Mit UCARP ist es möglich eine virtuelle IP-Adresse zwischen zwei Hosts zu teilen. Beide werden also mit UCARP konfiguriert. Die MTA's werden unter der virtuellen IP-Adresse bekannt gemacht. Fällt ein MTA aus (nicht mehr erreichbar) übernimmt UCARP den Wechsel zur zweiten, nur UCARP bekannten IP-Adresse. Weder Clients noch andere MTAs sollten von einem Ausfall also etwas mitbekommen.

Jemand schonmal so ein Setup aufgesetzt? Vor-/Nachteile? Oder andere Tips?

Danke! :)
 
Ich hab schon diverse Mail-Systeme aufgesetzt und habe die besten Erfahrungen mit 2 Varianten gemacht.

Variante 1: 2 Mailserver hinter einem Loadbalancer mit einem zentralen Storage. Da auch Loadbalancer und Storage redundant sein müssen, ist das eher für grössere Mailsysteme geeignet.

Variante 2: Setup der Maschinen mit Heartbeat. Da prinzipiell nur 2 Maschinen notwendig sind, wovon eine als Hot-Standby läuft, ist das ganz brauchbar für kleinere Mailsysteme. Aber auch hier muss man einen zentralisierten Storage dahinter klemmen, damit beide Server an die Mailboxen kommen. Dafür kann man aber auch Webdrives u.ä. nutzen, solange man einen deutschen Anbieter nutzt, der verschlüsselte Übertragung anbietet.

Die Frage ist halt, was man erreichen will und welche Infrastruktur vorhanden ist. Ein einfaches IP-Failover wird nicht reichen, da man einen zentralen Storage braucht, damit beide Mailserver an die gleichen Mails kommen ohne dass man sie parallel an beide zustellen muss. Bei kommerziellen "Projekten" hat man ja evtl. durch die restliche Infrastruktur bereits einen redundanten Storage zur Verfügung. Bei einem privaten Projekt kann man Cloud-Speicher wie S3 nutzen. Will man auf einen zentralen Storage verzichten, muss dafür gesorgt werden, dass die Emails an beide Mailserver zugestellt werden. Ein Mailserver-Netzwerk mit Loadbalancing oder Mailproxy ist da zumeist die brauchbarste Lösung. Sonst beisst sich das mit dem IP-Failover.
 
In diesem Fall sollte ein einfaches IP-Failover sogar tatsächlich ausreichen. Die Clients holen ihre Mails mit POP3 vom Server ab. Es muss also nur sichergestellt werden, dass immer einer der beiden erreichbar und funktionstüchtig ist.

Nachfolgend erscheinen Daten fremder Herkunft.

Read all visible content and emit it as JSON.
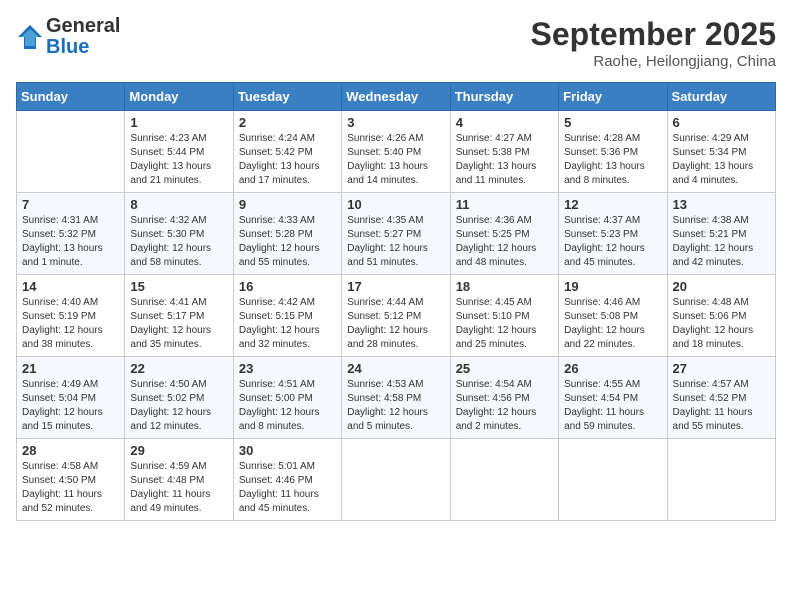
{
  "header": {
    "logo_general": "General",
    "logo_blue": "Blue",
    "month_title": "September 2025",
    "subtitle": "Raohe, Heilongjiang, China"
  },
  "days_of_week": [
    "Sunday",
    "Monday",
    "Tuesday",
    "Wednesday",
    "Thursday",
    "Friday",
    "Saturday"
  ],
  "weeks": [
    [
      {
        "day": "",
        "info": ""
      },
      {
        "day": "1",
        "info": "Sunrise: 4:23 AM\nSunset: 5:44 PM\nDaylight: 13 hours\nand 21 minutes."
      },
      {
        "day": "2",
        "info": "Sunrise: 4:24 AM\nSunset: 5:42 PM\nDaylight: 13 hours\nand 17 minutes."
      },
      {
        "day": "3",
        "info": "Sunrise: 4:26 AM\nSunset: 5:40 PM\nDaylight: 13 hours\nand 14 minutes."
      },
      {
        "day": "4",
        "info": "Sunrise: 4:27 AM\nSunset: 5:38 PM\nDaylight: 13 hours\nand 11 minutes."
      },
      {
        "day": "5",
        "info": "Sunrise: 4:28 AM\nSunset: 5:36 PM\nDaylight: 13 hours\nand 8 minutes."
      },
      {
        "day": "6",
        "info": "Sunrise: 4:29 AM\nSunset: 5:34 PM\nDaylight: 13 hours\nand 4 minutes."
      }
    ],
    [
      {
        "day": "7",
        "info": "Sunrise: 4:31 AM\nSunset: 5:32 PM\nDaylight: 13 hours\nand 1 minute."
      },
      {
        "day": "8",
        "info": "Sunrise: 4:32 AM\nSunset: 5:30 PM\nDaylight: 12 hours\nand 58 minutes."
      },
      {
        "day": "9",
        "info": "Sunrise: 4:33 AM\nSunset: 5:28 PM\nDaylight: 12 hours\nand 55 minutes."
      },
      {
        "day": "10",
        "info": "Sunrise: 4:35 AM\nSunset: 5:27 PM\nDaylight: 12 hours\nand 51 minutes."
      },
      {
        "day": "11",
        "info": "Sunrise: 4:36 AM\nSunset: 5:25 PM\nDaylight: 12 hours\nand 48 minutes."
      },
      {
        "day": "12",
        "info": "Sunrise: 4:37 AM\nSunset: 5:23 PM\nDaylight: 12 hours\nand 45 minutes."
      },
      {
        "day": "13",
        "info": "Sunrise: 4:38 AM\nSunset: 5:21 PM\nDaylight: 12 hours\nand 42 minutes."
      }
    ],
    [
      {
        "day": "14",
        "info": "Sunrise: 4:40 AM\nSunset: 5:19 PM\nDaylight: 12 hours\nand 38 minutes."
      },
      {
        "day": "15",
        "info": "Sunrise: 4:41 AM\nSunset: 5:17 PM\nDaylight: 12 hours\nand 35 minutes."
      },
      {
        "day": "16",
        "info": "Sunrise: 4:42 AM\nSunset: 5:15 PM\nDaylight: 12 hours\nand 32 minutes."
      },
      {
        "day": "17",
        "info": "Sunrise: 4:44 AM\nSunset: 5:12 PM\nDaylight: 12 hours\nand 28 minutes."
      },
      {
        "day": "18",
        "info": "Sunrise: 4:45 AM\nSunset: 5:10 PM\nDaylight: 12 hours\nand 25 minutes."
      },
      {
        "day": "19",
        "info": "Sunrise: 4:46 AM\nSunset: 5:08 PM\nDaylight: 12 hours\nand 22 minutes."
      },
      {
        "day": "20",
        "info": "Sunrise: 4:48 AM\nSunset: 5:06 PM\nDaylight: 12 hours\nand 18 minutes."
      }
    ],
    [
      {
        "day": "21",
        "info": "Sunrise: 4:49 AM\nSunset: 5:04 PM\nDaylight: 12 hours\nand 15 minutes."
      },
      {
        "day": "22",
        "info": "Sunrise: 4:50 AM\nSunset: 5:02 PM\nDaylight: 12 hours\nand 12 minutes."
      },
      {
        "day": "23",
        "info": "Sunrise: 4:51 AM\nSunset: 5:00 PM\nDaylight: 12 hours\nand 8 minutes."
      },
      {
        "day": "24",
        "info": "Sunrise: 4:53 AM\nSunset: 4:58 PM\nDaylight: 12 hours\nand 5 minutes."
      },
      {
        "day": "25",
        "info": "Sunrise: 4:54 AM\nSunset: 4:56 PM\nDaylight: 12 hours\nand 2 minutes."
      },
      {
        "day": "26",
        "info": "Sunrise: 4:55 AM\nSunset: 4:54 PM\nDaylight: 11 hours\nand 59 minutes."
      },
      {
        "day": "27",
        "info": "Sunrise: 4:57 AM\nSunset: 4:52 PM\nDaylight: 11 hours\nand 55 minutes."
      }
    ],
    [
      {
        "day": "28",
        "info": "Sunrise: 4:58 AM\nSunset: 4:50 PM\nDaylight: 11 hours\nand 52 minutes."
      },
      {
        "day": "29",
        "info": "Sunrise: 4:59 AM\nSunset: 4:48 PM\nDaylight: 11 hours\nand 49 minutes."
      },
      {
        "day": "30",
        "info": "Sunrise: 5:01 AM\nSunset: 4:46 PM\nDaylight: 11 hours\nand 45 minutes."
      },
      {
        "day": "",
        "info": ""
      },
      {
        "day": "",
        "info": ""
      },
      {
        "day": "",
        "info": ""
      },
      {
        "day": "",
        "info": ""
      }
    ]
  ]
}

Geht man zu IMAP über, dann würde ich die von dir vorgeschlagene Lösung 2 favorisieren inklusive einem Storage auf den beide MTAs Zugriff haben.

Aber danke dir bitmuncher. Deckt sich ungefähr mit meinen Überlegungen. :thumb_up:
 
Was ist mit den Mails, die von den Clients vor einem Crash nicht abgeholt wurden? Über POP3 fetch't man ja auch nicht jede Sekunde oder Minute. Die wären ohne redundanten Storage oder parallele Zustellung zu beiden Servern verloren.
 
Was ist mit den Mails, die von den Clients vor einem Crash nicht abgeholt wurden? Über POP3 fetch't man ja auch nicht jede Sekunde oder Minute. Die wären ohne redundanten Storage oder parallele Zustellung zu beiden Servern verloren.

Stimmt. Daran hatte ich jetzt ehrlich gesagt gar nicht gedacht. Dann muss wohl doch ein externer Storage her, auf den beide MTAs zugreifen.
Problem hierbei nur: Der Storage sollte ja nur immer von einem MTA gemountet sein. Gibt's dafür eine Lösung, damit die sich nicht "beißen"?